引っ越してすぐに廃車手続きを行うことがあります。まだ、車検証の住所変更を行っていない段階での廃車ということです。この場合は、移転登録(住所変更)と抹消登録(廃車手続き)を同時に行うことになります。この手続きを「転入抹消登録」と言います。

 

移転抹消登録と転入抹消登録は、移転登録と抹消登録がいっしょになっているわけではありません。ただ、廃車することが前提になるため、2つの手続きを同時に進めることができるのです。そうすることで、手続きにかかる時間や書類の用意を簡単にすることができます。

移転抹消登録と転入抹消登録の手続きの仕方

ここからは2つの手続きの進め方について説明します。

どちらの手続きも、運輸支局で手続きを行うことになります。車検証にある「所有者の住所地」を管轄する運輸支局になりますから、間違えないように注意してください。

移転抹消登録に必要な書類は、以下のとおりです。

【移転抹消の必要書類】

  • 車検証(自動車検査証)
  • 譲渡証明書
  • 旧所有者の印鑑証明書(発行から3ヵ月以内のもの)
  • 旧所有者の委任状
  • あなたの印鑑証明書(発行から3ヵ月以内のもの)
  • あなたの委任状
  • リサイクル券
  • ナンバープレート
  • 自賠責保険証明書
  • 廃車申請書
  • 自動車税・自動車取得税申告書
  • 登録印紙

 

移転抹消登録をするときは廃車が前提になります。ですから、通常のときの抹消登録と違い、車庫証明書は必要ありません。

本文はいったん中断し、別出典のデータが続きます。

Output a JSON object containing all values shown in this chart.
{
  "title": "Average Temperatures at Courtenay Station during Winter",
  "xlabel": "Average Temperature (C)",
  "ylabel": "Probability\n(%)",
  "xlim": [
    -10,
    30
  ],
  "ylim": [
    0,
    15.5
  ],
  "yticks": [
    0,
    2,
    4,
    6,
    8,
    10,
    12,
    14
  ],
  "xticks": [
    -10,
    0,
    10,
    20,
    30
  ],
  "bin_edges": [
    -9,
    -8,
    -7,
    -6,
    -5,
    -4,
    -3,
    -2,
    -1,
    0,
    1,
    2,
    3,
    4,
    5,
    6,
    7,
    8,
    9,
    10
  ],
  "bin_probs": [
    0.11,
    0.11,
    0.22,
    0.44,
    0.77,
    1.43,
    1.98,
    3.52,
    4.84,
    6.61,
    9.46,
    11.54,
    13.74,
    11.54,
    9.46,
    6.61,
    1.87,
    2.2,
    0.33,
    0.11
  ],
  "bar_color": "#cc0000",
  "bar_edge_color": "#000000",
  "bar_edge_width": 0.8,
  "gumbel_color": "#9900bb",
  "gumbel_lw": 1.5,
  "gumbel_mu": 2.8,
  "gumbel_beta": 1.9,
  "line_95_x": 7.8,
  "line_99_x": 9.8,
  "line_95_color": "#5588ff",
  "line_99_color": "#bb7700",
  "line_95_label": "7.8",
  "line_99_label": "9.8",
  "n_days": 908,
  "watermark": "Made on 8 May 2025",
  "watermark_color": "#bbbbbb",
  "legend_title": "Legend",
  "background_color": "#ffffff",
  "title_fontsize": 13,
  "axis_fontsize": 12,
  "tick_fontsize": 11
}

転入抹消登録のときに必要な書類は、上記のもの(移転抹消登録の必要書類)とほとんど変わりません。ただし、譲渡証明書や委任状は必要なくなります。また、住所が変わったことを証明するために住民票が必要になることがあります。

車を譲り受ける場合は、名義変更を必ず行う

車を譲り受ける場合は、名義変更をしなければいけません。これは、「譲る人」「譲り受ける人」どちらの責任でもあります。

名義を変えずにそのままにしておくと、自動車税などの請求が前の使用者のところに行ってしまいます。なぜなら、自動車税は「車の所有者」に課税されるからです。そのため、車を譲った人は、使用していないにも関わらず自動車税を請求されることになり、これはトラブルに直結する可能性が高いです。

したがって、このような場合は、車の所有者名義を必ず変更しなければいけません。そのままにしておくと、他にもいろいろと面倒なことになるので注意してください。

おわりに

名義や住所が違う車を廃車にするときは、それなりに時間と手間がかかります。ただ、必要書類(印鑑証明書、委任状、譲渡証明書)などを用意すれば、廃車手続きといっしょに進めることができます。

ただ、どうしても時間の取れない人もいるかと思います。その場合は、廃車業者に手続きを含めてすべて依頼するのが簡単です。手数料はかかりますが、手続きも確実に行ってもらえます。

また、買取業者のなかには、廃車にするような車(故障車、不動車、古い車)でも買い取ってくれるところがあるようです。そのような業者が見つかれば、手続きをすべて任せることができますし、場合によっては現金化することも可能です。これが最も賢い廃車方法と言えると思います。